Baidu among first companies to get China nod for AI models
The Cyberspace Administration of China is expected to approve the first lot of generative artificial intelligence, or AI, services for public launch as soon as this week, Bloomberg News reported citing people with knowledge of the matter.
Chinese internet search giant Baidu (NASDAQ:BIDU) is expected to be among the first to win approval from the country’s internet watchdog, thereby opening space for the domestic players to compete with large language models, or LLMs, from the likes of Microsoft (MSFT)-backed OpenAI, and others.
It is not clear which companies other than Baidu are among the first to get the Chinese regulator’s nod to be providers of AI models, the report added.
The potential approvals are coming about a month after China publishing interim measures for managing generative AI services which were to go into effect Aug. 15. The move will bring ChatGPT style AI service to one billion or more internet users for the first time.
Generative AI services have taken the world by storm, since the launch of OpenAI’s ChatGPT. The different types of LLMs, which can provide services such as content and image generation, to name a few, are being developed and used globally.

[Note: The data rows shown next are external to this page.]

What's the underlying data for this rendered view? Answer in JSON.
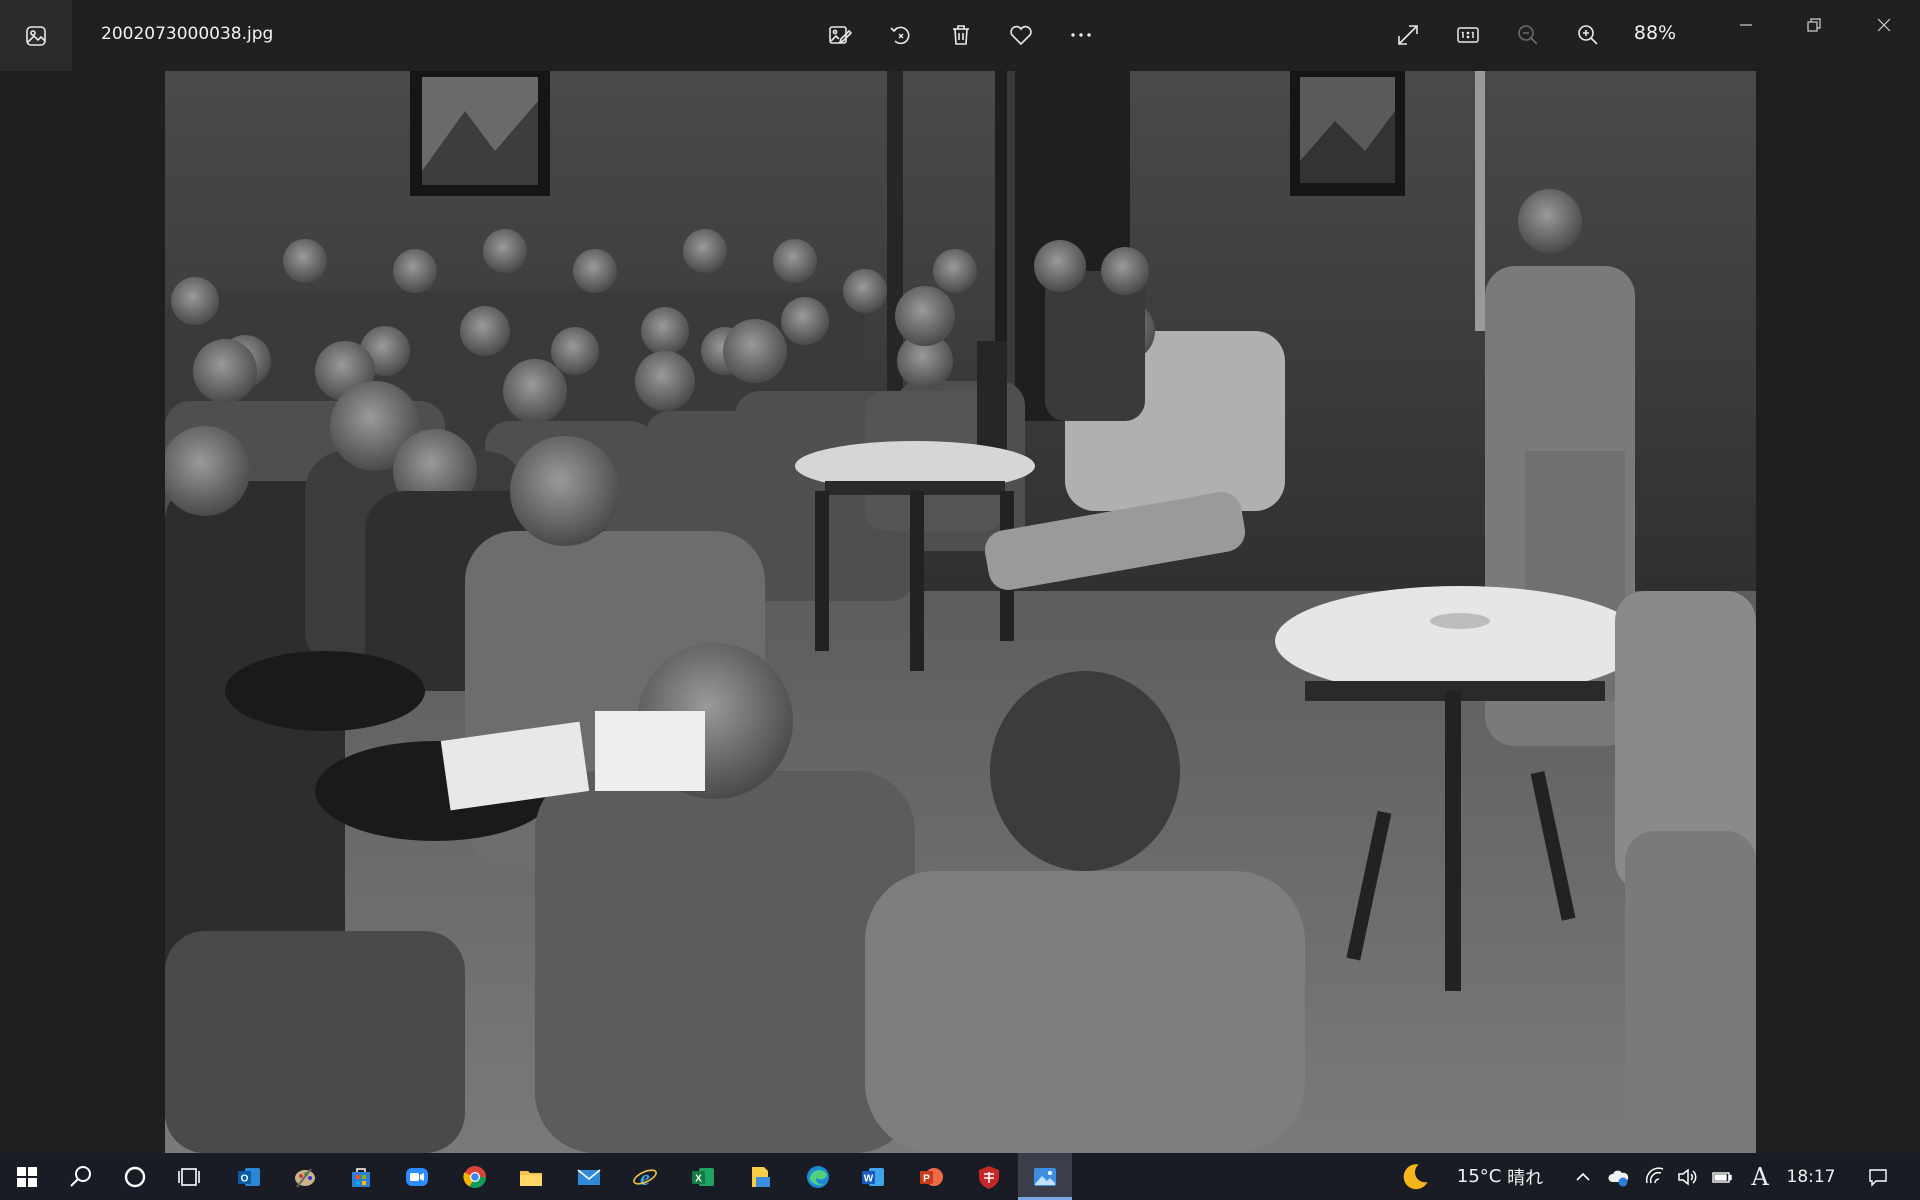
{
  "window": {
    "file_name": "2002073000038.jpg",
    "zoom_level": "88%"
  },
  "toolbar": {
    "app_icon": "photos-app-icon",
    "actions": [
      "edit-icon",
      "rotate-icon",
      "delete-icon",
      "favorite-icon",
      "more-icon"
    ],
    "view_actions": [
      "fullscreen-icon",
      "actual-size-icon",
      "zoom-out-icon",
      "zoom-in-icon"
    ]
  },
  "window_controls": [
    "minimize-icon",
    "restore-icon",
    "close-icon"
  ],
  "taskbar": {
    "apps": [
      "start-icon",
      "search-icon",
      "cortana-icon",
      "task-view-icon",
      "outlook-icon",
      "paint-icon",
      "store-icon",
      "zoom-icon",
      "chrome-icon",
      "file-explorer-icon",
      "mail-icon",
      "internet-explorer-icon",
      "excel-icon",
      "sticky-folder-icon",
      "edge-icon",
      "word-icon",
      "powerpoint-icon",
      "shield-app-icon",
      "photos-icon"
    ],
    "weather_temp": "15°C",
    "weather_text": "晴れ",
    "ime": "A",
    "clock": "18:17"
  },
  "colors": {
    "titlebar": "#202020",
    "taskbar": "#1a1c25",
    "active_task": "#3a3d4a"
  }
}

Meta Platforms (META) has introduced several open-source AI tools, while Alphabet (GOOG) (GOOGL) unit Google has Bard.
Chinese companies are not far behind — Baidu has developed Ernie Bot, with the company saying in June that Ernie 3.5 had surpassed ChatGPT on several measures. Alibaba (NYSE:BABA) is building its AI model Tongyi Qianwen in messaging app DingTalk and meeting assistant Tingwu, while it also possesses a text-to-image model known as Tongyi Wanxiang. Tencent (OTCPK:TCEHY) (OTCPK:TCTZF) has also started internal testing its own AI model model called Hunyuan.
However, it is still early to analyze if the Chinese made generative AI model could match the level of apps suchs as Tencent’s WeChat. In addition, U.S. restrictions have deprived Chinese technology companies of the best chips to train their AI models on. This could widen the gap between the Chinese players and their western competitors.
Earlier in August, U.S. President Joe Biden signed an executive order to regulate certain U.S. investments in China in the three areas of, semiconductors and microelectronics, quantum information technologies, and AI.